1921 short story by Katherine Mansfield

"The Voyage" is a 1921 short story by Katherine Mansfield. It was first published in The Sphere on 24 December 1921, and later reprinted in The Garden Party and Other Stories.

==Plot summary==
At the harbour Fenella and her grandmother say goodbye to Fenella's father and board the Picton boat; a number of everyday situations are described during the journey, which highlight a degree of tension between the rather religious grandmother and staff on the boat. At Picton they are met by Mr Penreddy with a carriage. They arrive at the grandparents’ house and meet Fenella's grandfather.
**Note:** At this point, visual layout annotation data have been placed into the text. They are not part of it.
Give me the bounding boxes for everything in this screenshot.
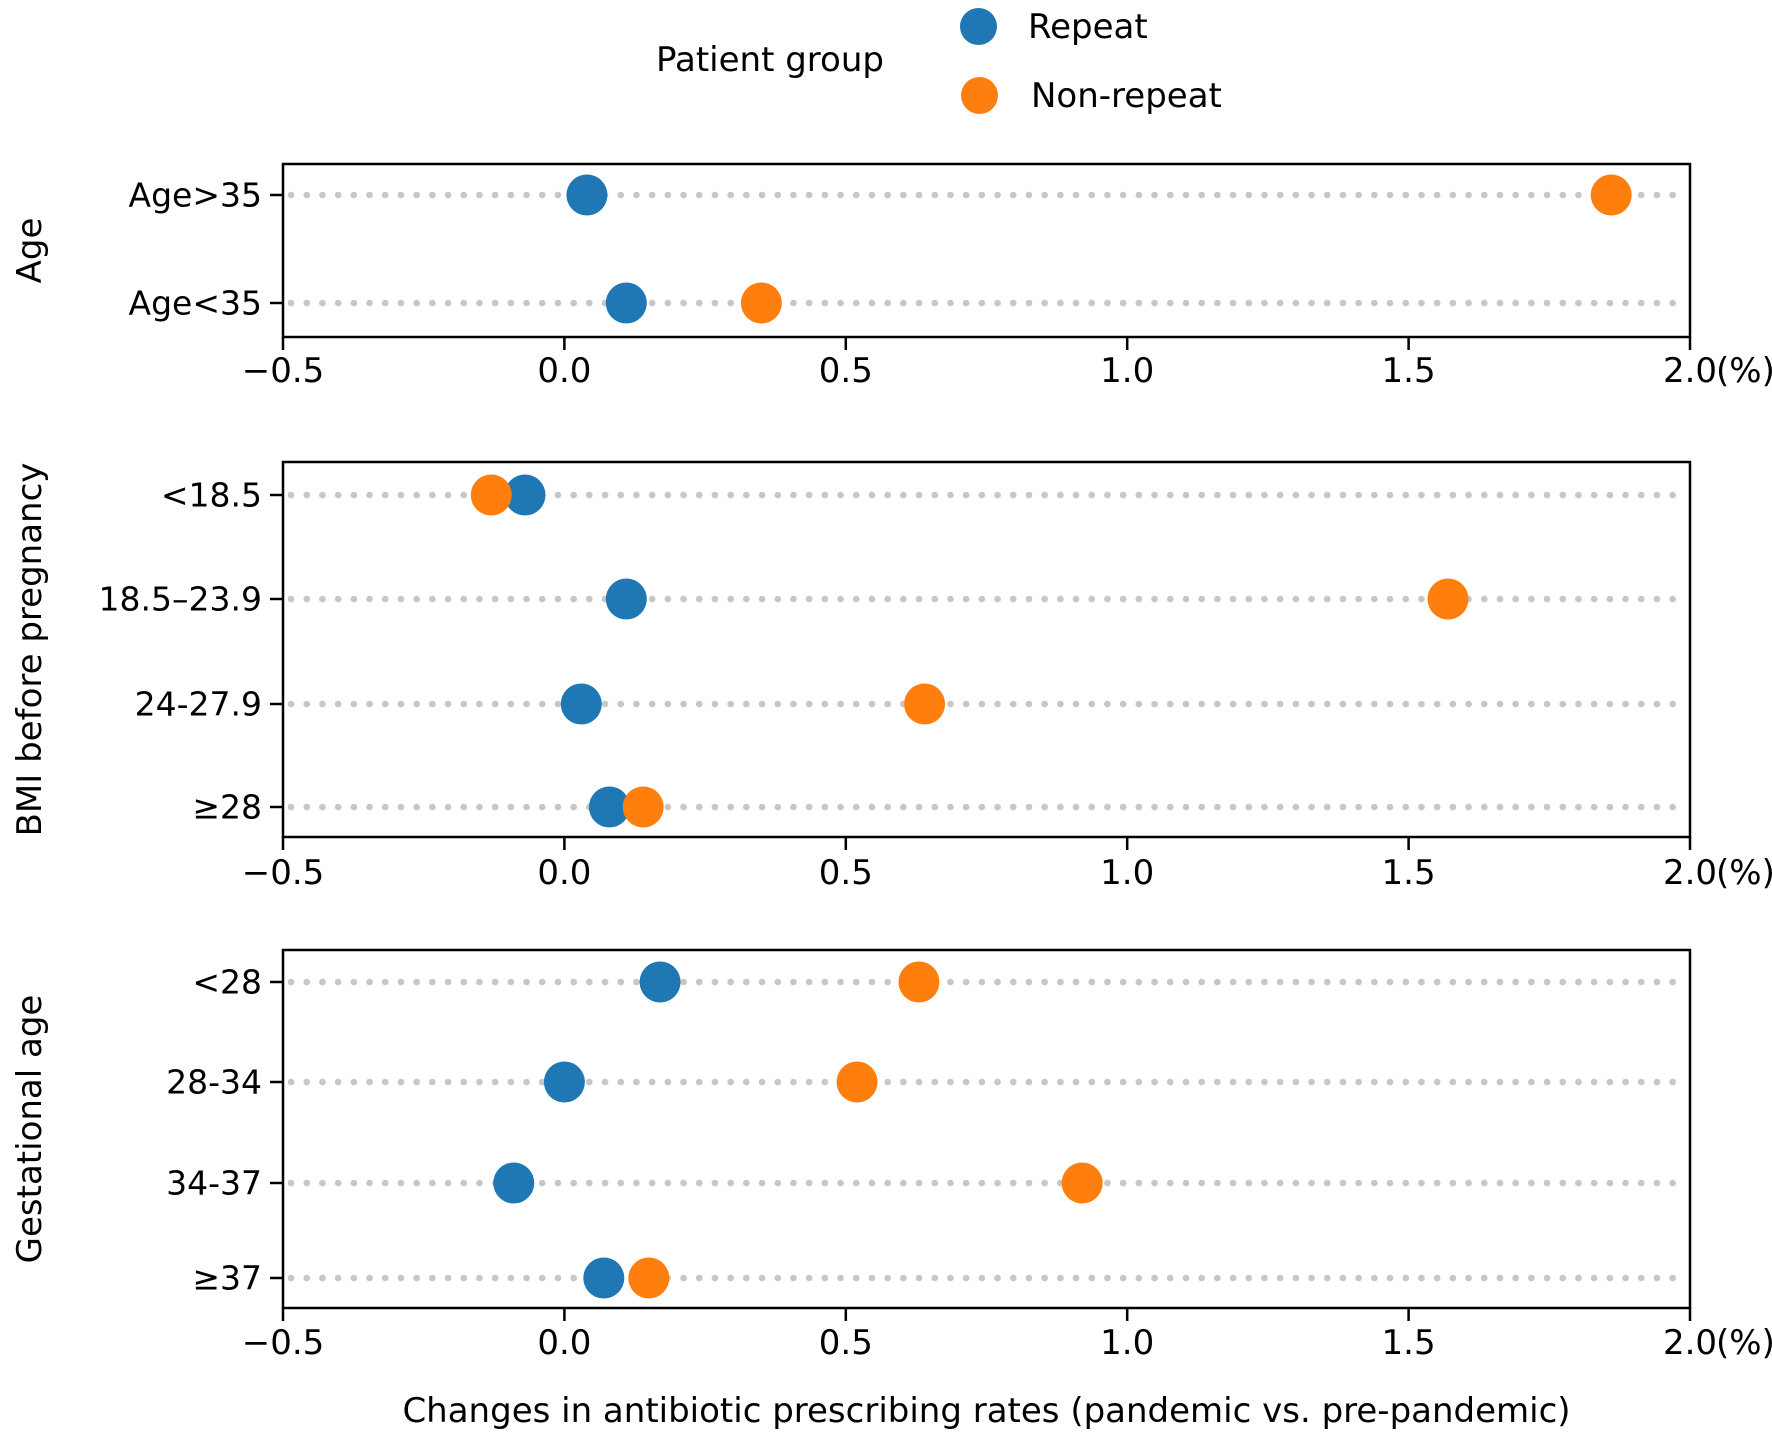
non-repeat-legend-marker-icon: [961, 77, 998, 114]
point-repeat-0: [566, 174, 608, 216]
point-non-repeat-2: [1061, 1162, 1103, 1204]
legend-label-non-repeat: Non-repeat: [1031, 76, 1222, 116]
x-tick-label: 0.0: [537, 1323, 591, 1363]
x-axis-unit-label: (%): [1716, 351, 1772, 391]
plot-box: [281, 460, 1692, 839]
panel-gestational-age: <28 28-34 34-37 ≥37 −0.5 0.0 0.5 1.0 1.5 2.0(%) Ge…: [10, 948, 1772, 1363]
x-tick-label: 1.5: [1382, 351, 1436, 391]
x-tick-label: 0.0: [537, 853, 591, 893]
point-repeat-1: [543, 1061, 585, 1103]
group-axis-label: BMI before pregnancy: [10, 463, 50, 837]
point-repeat-2: [560, 683, 602, 725]
x-tick-label: −0.5: [242, 351, 325, 391]
x-tick-label: 0.5: [819, 351, 873, 391]
panel-bmi-before-pregnancy: <18.5 18.5–23.9 24-27.9 ≥28 −0.5 0.0 0.5 1.0 1.5…: [10, 460, 1772, 893]
x-tick-label: 1.0: [1100, 351, 1154, 391]
point-repeat-1: [605, 282, 647, 324]
x-tick-label: 1.0: [1100, 853, 1154, 893]
point-non-repeat-3: [622, 786, 664, 828]
y-tick-label: 28-34: [166, 1063, 262, 1102]
point-non-repeat-3: [628, 1257, 670, 1299]
point-non-repeat-0: [470, 474, 512, 516]
point-non-repeat-1: [740, 282, 782, 324]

It becomes apparent slowly as the story develops that Fenella's mother has recently died, and she is being taken to live in Picton for an unknown length of time.

==Characters==
- Fenella
- Frank, Fenella's father
- Mrs Mary Crane, Fenella's grandmother
- The stewardess
- Mr Penreddy
- Mr Walter Crane, the grandfather

==Major themes==
- Death (Fenella's mother)
- Sacrificing (Fenella's father)
- Travelling (Fenella and her grandmother)
- Awakening (Fenella learns to put the past behind as the story progresses)

==Literary significance==
The text is written in the modernist mode, without a set structure, and with many shifts in the narrative.

===New Zealand setting===

While many of Mansfield's works are set in either Europe or are non-specific in their setting, 'The Voyage' 's topographical (and aquatic) references relate to the New Zealand of her birth and upbringing.